Article on Facebook and Violence in Myanmar

Our Justice and Technoscience Lab teamed up with University of Melbourne and Monash University Malaysia colleagues, Tamas Wells and Stefan Bächtold, to write a piece on Facebook’s influence on violence against Muslim people in Myanmar. Led by Aleks Deejay, the article is online and free to access from Third World Quarterly.

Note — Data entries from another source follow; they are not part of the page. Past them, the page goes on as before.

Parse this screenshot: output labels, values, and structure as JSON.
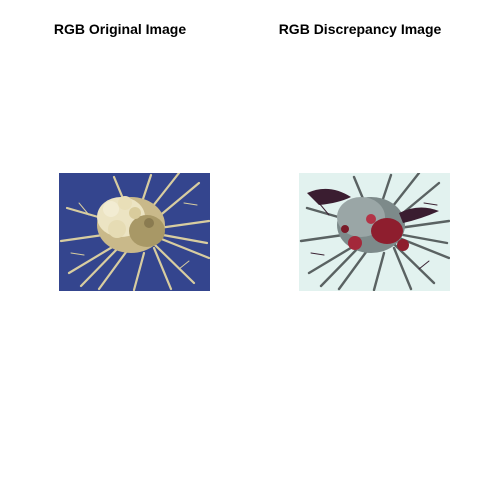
{
  "panels": [
    {
      "title": "RGB Original Image",
      "image": "cell-micrograph-original",
      "background_color": "#34458e",
      "subject_color": "#d8cda0"
    },
    {
      "title": "RGB Discrepancy Image",
      "image": "cell-micrograph-discrepancy",
      "background_color": "#e2f2ef",
      "subject_color": "#6b7a7a",
      "accent_color": "#8e1e2e"
    }
  ]
}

Bad Adopters or Bad Proponents of Technology? Facebook and the Violence against Muslims in Myanmar

Abstract: The violence towards the Rohingya people in Myanmar has been well documented, with Facebook serving as a key site for the proliferation of anti-Muslim hate speech in the country. There are differing explanations as to the extent and significance of its role in contributing to this conflict. Some analyses have cited Myanmar’s internal deficiencies, framing the country as a bad adopter of technologies. These depictions rarely consider the broader conditions of technological adoption that extend beyond Myanmar’s borders. In this paper, we connect science, technology, and innovation work and decolonial analysis to highlight how Facebook’s activities in Myanmar are better understood as inextricably linked to the utopian and ‘techno-solutionist’ narratives mobilized by companies, particularly when deploying their technology in lower-income countries. The case study of Facebook’s role in Myanmar exemplifies how these states can become understood as scapegoats when the promises behind new technologies are not realized. These practices obscure the role that Big Tech proponents of technology can play in generating internal crises in the Global South. They illustrate how certain ways of thinking about and promoting technology can play a role in reinscribing hegemonic colonial dynamics, something that is not unique to Myanmar and can produce broader material harm.